Section 150c
Coming and ministry of the Spirit
Jerusalem, in the upper room → The Mount of Olives
John 16:5-15
5“But now I am going to him who sent me, yet none of you asks me, ‘Where are you going?’ 6Rather, sorrow has filled your hearts because I have said these things to you. 7But I tell you the truth, it is to your advantage that I go away, for if I do not go away, the Helper will not come to you. But if I do go, I will send him to you. 8And when he comes, he will convict the world concerning sin, righteousness, and judgment: 9concerning sin, because they do not believe in me; 10concerning righteousness, because I am going to my Father, and you will no longer see me; 11and concerning judgment, because the ruler of this world has been condemned. 12“I still have many things to say to you, but you cannot bear them now. 13When the Spirit of truth comes, he will guide you into all truth, for he will not speak on his own authority, but whatever he hears he will speak, and he will declare to you what is to come. 14He will glorify me, for he will receive from me what is mine and declare it to you. 15All that the Father has is mine. That is why I said that he will receive from me what is mine and declare it to you.
Notes
Mount of Olives
The mountainous ridge called the Mount of Olives stretches totay from the Hebrew University Mount Scopus campus in the north to the Jewish cemetery and beyond, to the village of Silwan in the south. Between these two ends of the mountain are the olive trees from which the mountain takes its name. The area at the bottom of the mountain would have been the place for the olive gardens and an olive press, “Gat shemen” in Hebrew, from which the name “Gethsemane” comes.
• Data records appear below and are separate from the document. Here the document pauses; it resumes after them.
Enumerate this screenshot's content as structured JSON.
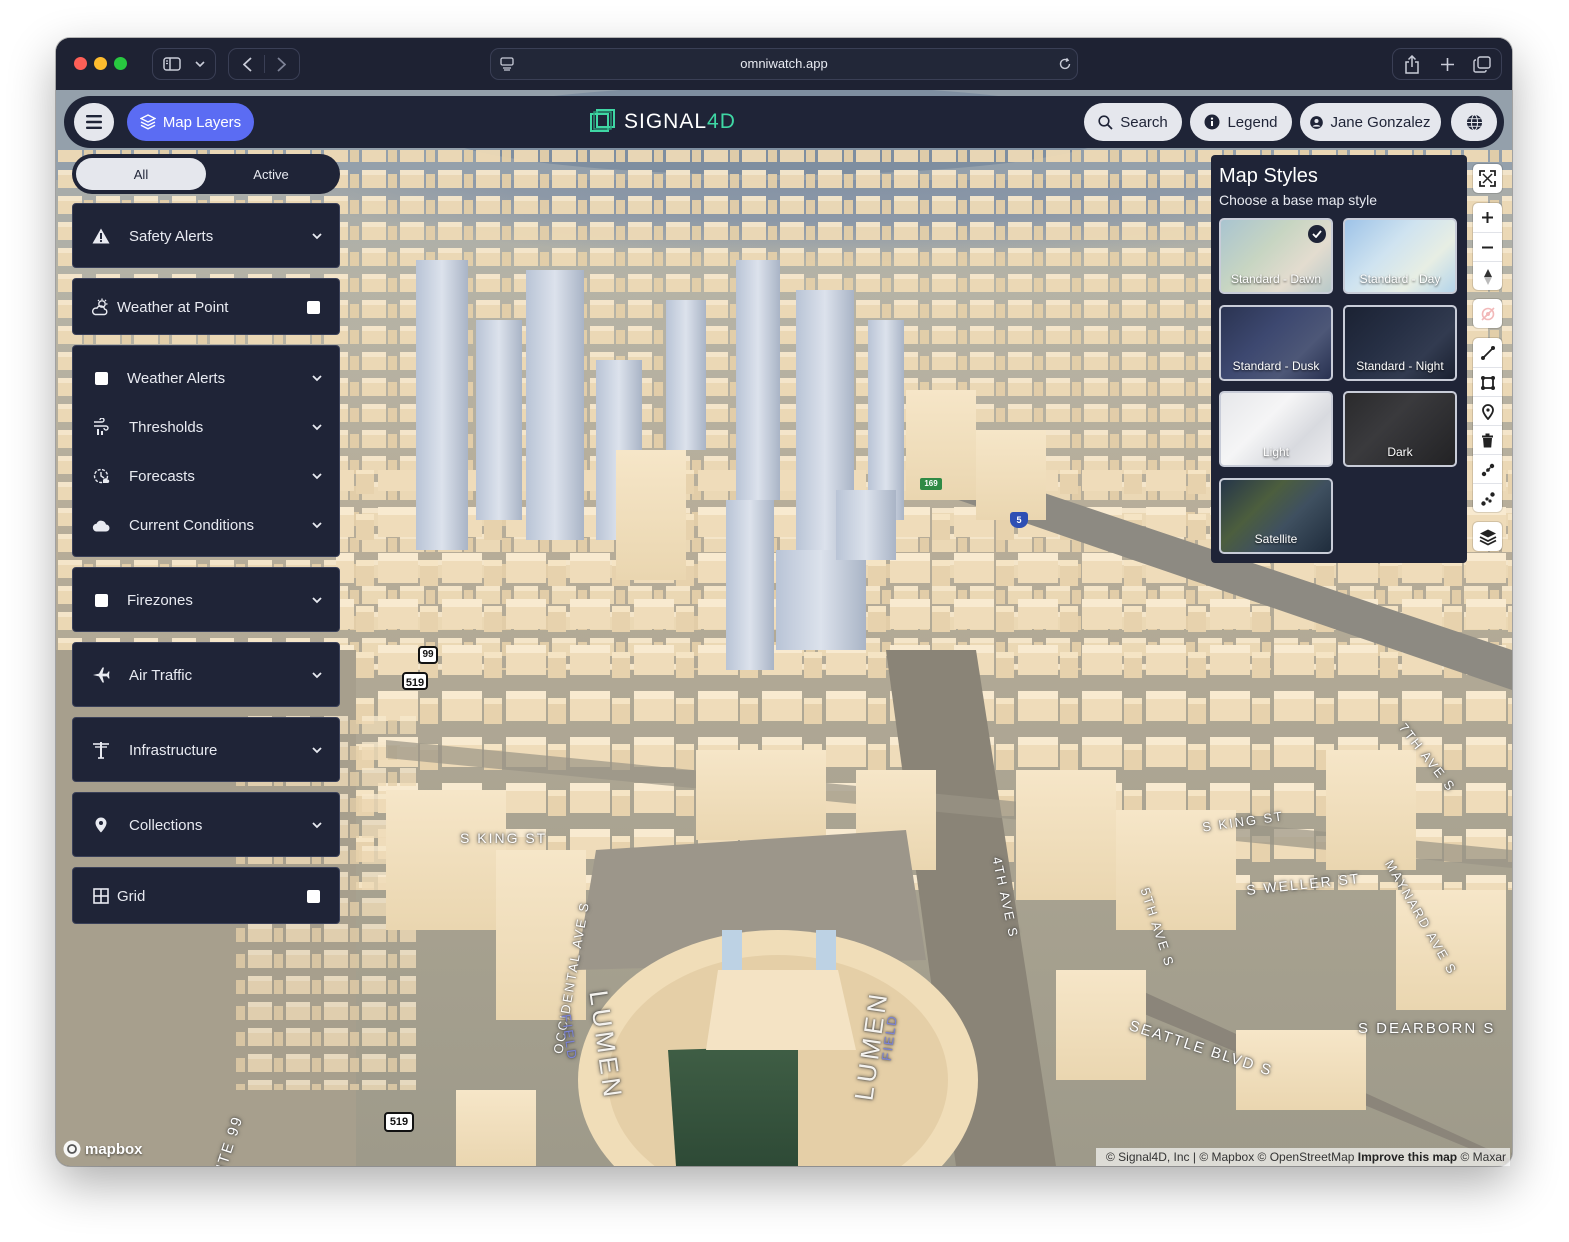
{
  "browser": {
    "url": "omniwatch.app"
  },
  "header": {
    "map_layers_label": "Map Layers",
    "logo_text_main": "SIGNAL",
    "logo_text_accent": "4D",
    "search_label": "Search",
    "legend_label": "Legend",
    "user_name": "Jane Gonzalez"
  },
  "layer_tabs": {
    "all_label": "All",
    "active_label": "Active"
  },
  "layers": {
    "safety_alerts": "Safety Alerts",
    "weather_at_point": "Weather at Point",
    "weather_alerts": "Weather Alerts",
    "thresholds": "Thresholds",
    "forecasts": "Forecasts",
    "current_conditions": "Current Conditions",
    "firezones": "Firezones",
    "air_traffic": "Air Traffic",
    "infrastructure": "Infrastructure",
    "collections": "Collections",
    "grid": "Grid"
  },
  "map_styles": {
    "title": "Map Styles",
    "subtitle": "Choose a base map style",
    "options": [
      {
        "label": "Standard - Dawn",
        "selected": true
      },
      {
        "label": "Standard - Day",
        "selected": false
      },
      {
        "label": "Standard - Dusk",
        "selected": false
      },
      {
        "label": "Standard - Night",
        "selected": false
      },
      {
        "label": "Light",
        "selected": false
      },
      {
        "label": "Dark",
        "selected": false
      },
      {
        "label": "Satellite",
        "selected": false
      }
    ]
  },
  "map_labels": {
    "king_st_left": "S KING ST",
    "king_st_right": "S KING ST",
    "weller_st": "S WELLER ST",
    "dearborn_st": "S DEARBORN S",
    "seattle_blvd": "SEATTLE BLVD S",
    "fourth_ave": "4TH AVE S",
    "fifth_ave": "5TH AVE S",
    "maynard_ave": "MAYNARD AVE S",
    "seventh_ave": "7TH AVE S",
    "occidental_ave": "OCCIDENTAL AVE S",
    "route_99": "ROUTE 99",
    "stadium_left": "LUMEN",
    "stadium_left_sub": "FIELD",
    "stadium_right": "LUMEN",
    "stadium_right_sub": "FIELD",
    "shield_519_a": "519",
    "shield_519_b": "519",
    "shield_99": "99",
    "shield_5": "5",
    "shield_169": "169"
  },
  "map_attribution": {
    "mapbox_logo": "mapbox",
    "prefix": "© Signal4D, Inc | © Mapbox © OpenStreetMap",
    "improve": "Improve this map",
    "suffix": "© Maxar"
  },
  "icons": {
    "menu": "hamburger-icon",
    "layers": "layers-icon",
    "search": "search-icon",
    "legend": "info-icon",
    "user": "user-icon",
    "globe": "globe-icon"
  },
  "colors": {
    "header_bg": "#1f2437",
    "accent": "#5b6cf3",
    "logo_accent": "#3fd7a4",
    "building": "#f0dcb8"
  }
}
The gospels record on more than one occasion Jesus’ sorrow for Jerusalem as he made his way down the slopes of the Mount of Olives. It was a path he would have known from childhood from His many visits to Jerusalem.
Down the road from Bethphage He came riding on a donkey colt with palm branches symbolic of Judaea strewn along the way. “Hosanna!” (“save now!”) was the cry upon the lips of the people (Matthew 21:1-9). This prayer from Psalm 118:25 was a request for salvation. Yet Jesus knew that these cries would be changed within a week to “Crucify him!” He wept again for Jerusalem, for He knew what would befall the people in less than one generation as the city would be besieged and taken.
Upper Room
The Upper room, or Cenacle, commemorates the place where the last Supper was eaten and Holy Communion was instituted. The Gospels tell us nothing of the location of the house, but there is good indication it would have been on the western hill where a wealthy man would have had an upper room on his house. Archaeological excavations in the Jewish quarter show that there were large houses in this area during the time of Christ.
There is a possibility that this is indeed the correct location of the Upper Room. A church was built on this site soon after the death of Jesus. It must have survived the Roman destruction of Jerusalem in 70 A.D. Bishop Epiphanius wrote of how Emperor Hadrian made an inspection tour of Jerusalem in 130 A.D. and found “everything razed except for a few houses and a certain small church of the Christians which stood on Mount Zion in the place where the disciples returned after the ascension”. This church was destroyed and rebuilt many times over the following centuries before being handed over to the Franciscans who restored the room giving it its present Gothic appearance (14th century).